When I see the spirit of liberty in action, I see a strong principle at work; and this, for a while, is all I can possibly know of it. The wild gas, the fixed air is plainly broke loose: but we ought to suspend our judgments until the first effervescence is a little subsided, till the liquor is cleared, and until we see something deeper than the agitation of the troubled and frothy surface. I must be tolerably sure, before I venture publicly to congratulate men on a blessing, that they have really received one. Flattery corrupts both the receiver and the giver; and adulation is not of more service to the people than to kings - Edmund Burke, Reflections on the Revolution in France

This quote from Burke is one of my favorites. It is also wise counsel in both life and political matters. I badly want Ms. Palin to succeed. But I will watch her actions and listen to her words with that air of skepticism I mentioned before. She has already demonstrated her character, talent and charm to the nation. Now I want to know some other things. Is she a true conservative? Or does she believe in an activist government like George W. Bush? What does she really think of limited government, low taxes, immigration reform, how to proceed against our enemies, the proper judicial philosophy, and a whole host of other other things. These questions need to be answered and, if the McCain-Palin ticket is elected, will be in time. To get too excited about her now is to proceed like the man about to embark upon his fourth marriage - he is relying on hope rather than experience.

Don't get me wrong. I admire her immensely, and I am convinced she can be a game-changer. But I want to know in which direction she takes the game.

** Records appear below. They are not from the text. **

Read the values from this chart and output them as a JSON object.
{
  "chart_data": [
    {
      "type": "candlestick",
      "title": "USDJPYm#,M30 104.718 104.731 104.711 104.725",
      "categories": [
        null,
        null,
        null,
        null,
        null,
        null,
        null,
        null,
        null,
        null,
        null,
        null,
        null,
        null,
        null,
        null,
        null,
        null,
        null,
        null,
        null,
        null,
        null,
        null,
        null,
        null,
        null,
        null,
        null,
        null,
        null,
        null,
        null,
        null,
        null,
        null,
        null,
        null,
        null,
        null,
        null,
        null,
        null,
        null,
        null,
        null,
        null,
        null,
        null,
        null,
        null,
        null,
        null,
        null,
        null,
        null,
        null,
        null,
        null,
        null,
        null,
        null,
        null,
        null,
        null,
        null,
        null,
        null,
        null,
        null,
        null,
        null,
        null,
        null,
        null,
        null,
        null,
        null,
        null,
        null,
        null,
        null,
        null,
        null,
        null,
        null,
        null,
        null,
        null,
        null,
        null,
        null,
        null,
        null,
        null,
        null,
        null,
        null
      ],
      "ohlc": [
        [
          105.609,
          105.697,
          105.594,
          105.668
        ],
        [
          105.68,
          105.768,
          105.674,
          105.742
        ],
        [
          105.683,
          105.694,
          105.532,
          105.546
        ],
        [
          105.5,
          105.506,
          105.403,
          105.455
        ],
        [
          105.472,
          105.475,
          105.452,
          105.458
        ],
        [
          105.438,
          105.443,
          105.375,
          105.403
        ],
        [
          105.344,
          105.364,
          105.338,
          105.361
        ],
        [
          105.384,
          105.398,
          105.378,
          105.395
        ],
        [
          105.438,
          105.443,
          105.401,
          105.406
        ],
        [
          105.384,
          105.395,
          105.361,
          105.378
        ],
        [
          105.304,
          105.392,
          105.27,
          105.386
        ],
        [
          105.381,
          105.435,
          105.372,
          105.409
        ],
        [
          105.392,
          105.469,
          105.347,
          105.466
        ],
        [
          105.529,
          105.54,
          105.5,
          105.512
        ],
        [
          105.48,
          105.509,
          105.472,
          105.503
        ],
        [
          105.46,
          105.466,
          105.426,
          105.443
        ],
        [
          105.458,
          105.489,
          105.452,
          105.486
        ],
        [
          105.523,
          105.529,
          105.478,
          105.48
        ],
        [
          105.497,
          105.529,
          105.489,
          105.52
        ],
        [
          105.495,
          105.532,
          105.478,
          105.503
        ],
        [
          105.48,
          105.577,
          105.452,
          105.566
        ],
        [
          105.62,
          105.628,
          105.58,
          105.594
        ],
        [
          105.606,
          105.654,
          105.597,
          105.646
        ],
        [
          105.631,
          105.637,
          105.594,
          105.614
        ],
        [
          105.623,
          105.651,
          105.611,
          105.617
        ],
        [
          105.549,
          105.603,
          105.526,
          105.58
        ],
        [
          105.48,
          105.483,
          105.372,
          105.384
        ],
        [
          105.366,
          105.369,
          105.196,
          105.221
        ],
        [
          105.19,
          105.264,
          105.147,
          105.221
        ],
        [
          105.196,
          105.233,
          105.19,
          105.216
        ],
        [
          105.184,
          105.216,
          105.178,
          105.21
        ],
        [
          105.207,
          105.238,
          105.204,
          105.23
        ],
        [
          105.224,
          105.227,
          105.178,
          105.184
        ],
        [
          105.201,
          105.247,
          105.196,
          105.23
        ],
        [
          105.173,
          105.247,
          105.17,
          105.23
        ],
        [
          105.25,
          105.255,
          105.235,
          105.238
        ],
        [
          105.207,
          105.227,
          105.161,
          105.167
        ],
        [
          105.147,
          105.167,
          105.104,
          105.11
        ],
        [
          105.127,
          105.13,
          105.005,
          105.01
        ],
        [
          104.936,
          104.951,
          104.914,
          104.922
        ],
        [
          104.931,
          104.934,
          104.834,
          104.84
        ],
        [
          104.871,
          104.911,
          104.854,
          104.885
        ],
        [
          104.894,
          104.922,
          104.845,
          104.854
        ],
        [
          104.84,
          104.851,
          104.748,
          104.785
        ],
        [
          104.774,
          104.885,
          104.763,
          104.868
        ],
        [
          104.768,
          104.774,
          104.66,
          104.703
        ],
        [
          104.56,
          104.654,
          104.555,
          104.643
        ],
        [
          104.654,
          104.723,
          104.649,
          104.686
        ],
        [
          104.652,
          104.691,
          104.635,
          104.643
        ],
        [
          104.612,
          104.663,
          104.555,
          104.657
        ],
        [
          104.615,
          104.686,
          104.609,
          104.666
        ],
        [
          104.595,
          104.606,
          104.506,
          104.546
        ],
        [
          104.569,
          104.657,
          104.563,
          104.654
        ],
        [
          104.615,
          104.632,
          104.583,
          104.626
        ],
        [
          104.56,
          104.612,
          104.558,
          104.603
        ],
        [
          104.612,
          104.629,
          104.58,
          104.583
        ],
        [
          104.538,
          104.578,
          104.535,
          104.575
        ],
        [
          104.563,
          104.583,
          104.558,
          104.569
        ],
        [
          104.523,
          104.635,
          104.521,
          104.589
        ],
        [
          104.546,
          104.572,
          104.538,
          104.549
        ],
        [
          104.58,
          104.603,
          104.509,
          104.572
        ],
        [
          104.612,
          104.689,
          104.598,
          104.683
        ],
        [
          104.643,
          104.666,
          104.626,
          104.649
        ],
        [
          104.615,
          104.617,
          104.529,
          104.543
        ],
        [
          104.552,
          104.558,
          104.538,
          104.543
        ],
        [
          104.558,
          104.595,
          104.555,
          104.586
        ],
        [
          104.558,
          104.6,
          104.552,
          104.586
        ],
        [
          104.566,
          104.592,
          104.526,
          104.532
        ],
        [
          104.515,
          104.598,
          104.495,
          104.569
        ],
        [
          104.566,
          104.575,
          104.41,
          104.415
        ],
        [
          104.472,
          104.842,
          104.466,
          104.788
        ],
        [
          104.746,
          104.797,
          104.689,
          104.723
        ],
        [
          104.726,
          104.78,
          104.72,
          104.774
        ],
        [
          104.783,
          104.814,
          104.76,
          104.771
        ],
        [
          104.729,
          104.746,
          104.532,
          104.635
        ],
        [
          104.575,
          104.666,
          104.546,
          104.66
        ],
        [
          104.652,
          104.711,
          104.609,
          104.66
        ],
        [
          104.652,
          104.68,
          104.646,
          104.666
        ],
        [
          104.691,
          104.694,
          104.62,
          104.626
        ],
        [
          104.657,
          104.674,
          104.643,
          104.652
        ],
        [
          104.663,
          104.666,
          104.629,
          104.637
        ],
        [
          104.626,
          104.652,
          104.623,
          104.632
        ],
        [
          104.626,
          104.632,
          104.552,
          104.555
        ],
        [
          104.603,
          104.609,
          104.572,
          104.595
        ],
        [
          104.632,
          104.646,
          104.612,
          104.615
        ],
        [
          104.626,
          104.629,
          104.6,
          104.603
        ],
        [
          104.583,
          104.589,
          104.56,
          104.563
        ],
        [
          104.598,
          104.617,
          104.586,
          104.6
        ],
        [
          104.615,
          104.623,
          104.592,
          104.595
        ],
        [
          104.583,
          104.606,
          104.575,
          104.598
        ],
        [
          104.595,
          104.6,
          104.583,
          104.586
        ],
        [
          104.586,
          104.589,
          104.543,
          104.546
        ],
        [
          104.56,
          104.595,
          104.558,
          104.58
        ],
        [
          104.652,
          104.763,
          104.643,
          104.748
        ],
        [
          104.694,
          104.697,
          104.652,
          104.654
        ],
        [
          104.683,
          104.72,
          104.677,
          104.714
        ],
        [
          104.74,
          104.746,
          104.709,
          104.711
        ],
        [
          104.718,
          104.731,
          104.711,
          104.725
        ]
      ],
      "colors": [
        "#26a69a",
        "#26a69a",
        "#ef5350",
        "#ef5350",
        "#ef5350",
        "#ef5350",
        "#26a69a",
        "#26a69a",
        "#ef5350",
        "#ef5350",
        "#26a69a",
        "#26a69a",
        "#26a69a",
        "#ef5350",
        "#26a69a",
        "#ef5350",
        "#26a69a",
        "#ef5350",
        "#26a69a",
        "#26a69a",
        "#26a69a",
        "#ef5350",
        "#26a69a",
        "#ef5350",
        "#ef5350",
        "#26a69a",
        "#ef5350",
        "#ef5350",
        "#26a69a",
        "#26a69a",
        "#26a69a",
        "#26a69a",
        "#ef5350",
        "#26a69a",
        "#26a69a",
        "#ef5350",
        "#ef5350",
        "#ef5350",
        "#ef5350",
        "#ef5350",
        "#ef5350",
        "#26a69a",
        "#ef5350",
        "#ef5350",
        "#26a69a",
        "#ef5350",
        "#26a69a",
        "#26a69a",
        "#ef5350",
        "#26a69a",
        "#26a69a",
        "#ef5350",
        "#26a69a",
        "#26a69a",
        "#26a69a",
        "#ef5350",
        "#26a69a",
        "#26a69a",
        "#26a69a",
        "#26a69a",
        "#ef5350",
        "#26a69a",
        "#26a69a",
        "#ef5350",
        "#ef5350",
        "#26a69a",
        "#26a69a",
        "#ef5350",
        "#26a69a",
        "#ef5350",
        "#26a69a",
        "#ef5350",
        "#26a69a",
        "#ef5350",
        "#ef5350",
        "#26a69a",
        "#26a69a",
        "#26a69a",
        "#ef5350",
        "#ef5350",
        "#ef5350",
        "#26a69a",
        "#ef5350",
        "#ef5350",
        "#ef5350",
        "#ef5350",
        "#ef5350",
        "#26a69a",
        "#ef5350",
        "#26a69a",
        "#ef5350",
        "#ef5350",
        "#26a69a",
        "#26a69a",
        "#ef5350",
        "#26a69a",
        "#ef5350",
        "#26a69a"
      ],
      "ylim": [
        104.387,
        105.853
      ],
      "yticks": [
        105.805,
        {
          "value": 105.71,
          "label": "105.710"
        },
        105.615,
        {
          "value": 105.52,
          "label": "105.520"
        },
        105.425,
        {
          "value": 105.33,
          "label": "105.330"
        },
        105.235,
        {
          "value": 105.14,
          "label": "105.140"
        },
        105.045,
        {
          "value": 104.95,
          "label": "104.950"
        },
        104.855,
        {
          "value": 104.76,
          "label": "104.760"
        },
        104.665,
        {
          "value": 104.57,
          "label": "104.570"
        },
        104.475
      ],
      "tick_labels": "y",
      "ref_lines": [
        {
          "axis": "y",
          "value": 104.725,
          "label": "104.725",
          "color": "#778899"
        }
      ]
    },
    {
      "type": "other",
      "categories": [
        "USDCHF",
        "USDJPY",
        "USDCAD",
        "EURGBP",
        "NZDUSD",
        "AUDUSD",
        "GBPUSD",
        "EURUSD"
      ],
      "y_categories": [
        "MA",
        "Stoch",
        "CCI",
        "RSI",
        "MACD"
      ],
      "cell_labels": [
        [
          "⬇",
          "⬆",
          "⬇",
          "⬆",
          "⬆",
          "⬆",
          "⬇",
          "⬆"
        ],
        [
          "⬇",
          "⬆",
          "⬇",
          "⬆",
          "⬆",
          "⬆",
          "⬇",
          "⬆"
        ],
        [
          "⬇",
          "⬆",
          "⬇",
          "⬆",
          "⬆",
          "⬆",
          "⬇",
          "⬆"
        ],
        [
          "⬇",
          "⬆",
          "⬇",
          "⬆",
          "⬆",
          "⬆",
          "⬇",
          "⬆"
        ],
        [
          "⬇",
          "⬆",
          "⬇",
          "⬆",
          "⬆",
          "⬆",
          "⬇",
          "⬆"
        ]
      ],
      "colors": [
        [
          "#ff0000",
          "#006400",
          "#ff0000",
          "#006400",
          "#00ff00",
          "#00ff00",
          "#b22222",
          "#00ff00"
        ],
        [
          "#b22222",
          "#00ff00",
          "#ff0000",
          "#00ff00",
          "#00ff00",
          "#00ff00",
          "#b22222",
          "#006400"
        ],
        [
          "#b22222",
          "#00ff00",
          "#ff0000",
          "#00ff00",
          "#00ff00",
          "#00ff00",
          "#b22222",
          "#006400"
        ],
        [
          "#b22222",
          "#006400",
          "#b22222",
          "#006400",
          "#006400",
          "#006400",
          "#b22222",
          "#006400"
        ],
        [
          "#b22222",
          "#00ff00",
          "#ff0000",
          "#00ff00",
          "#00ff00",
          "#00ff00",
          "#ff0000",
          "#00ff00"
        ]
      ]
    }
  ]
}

Wednesday, September 3, 2008

A Real and Present Danger

The savage treatment of Sarah Palin by the mainstream media is indicative of what a threat she is to the left. I told my own first babe last night the Ms. Palin has a chance to become the most influential politician in America since Ronald Reagan. My wife was skeptical, not because she doesn't see the magic that is Sarah Palin, but simply because it's her nature. A true conservative I married - conservative to the core.

But another great babe agrees with me. Peggy Noonan, in her column today, says:

Because she jumbles up so many cultural categories, because she is a feminist not in the Yale Gender Studies sense but the How Do I Reload This Thang way, because she is a woman who in style, history, moxie and femininity is exactly like a normal American feminist and not an Abstract Theory feminist; because she wears makeup and heels and eats mooseburgers and is Alaska Tough, as Time magazine put it; because she is conservative, and pro-2nd Amendment and pro-life; and because conservatives can smell this sort of thing — who is really one of them and who is not — and will fight to the death for one of their beleaguered own; because of all of this she is a real and present danger to the American left, and to a future Obama candidacy.

She could become a transformative political presence.

So they are going to have to kill her, and kill her quick.


"A transformative political presence." That's what I was trying to say to my wife last night but I don't have Peggy's vocabulary. If Sarah Palin gives a terrific speech tonight (as I expect), is a hit on the campaign trail (as I also expect), clearly beats the bumbler Biden in their debate (ditto), then it will be Sarah Palin's Republican Party for the foreseeable future. Even without a McCain win in November, she'll immediately become the face and the future of the party. Of course, if she's as big a hit as many of us hope, McCain will win in November and then Ms. Palin will be next in line for the presidency, in four years or eight. In the meantime she can begin the long, hard work of rebuilding the Republican Party as the party of normal Americans, most Americans. But she'll have lots of help - people love her. She has the ability to hold onto the conservatives while grabbing a huge chunk of the middle, and even many Democrats who may be looking at her as liking what they see, and who are as disgusted at the media's revolting behavior towards her as I am.

Not to put any pressure on you Sarah, but tonight is step one. Give 'em hell.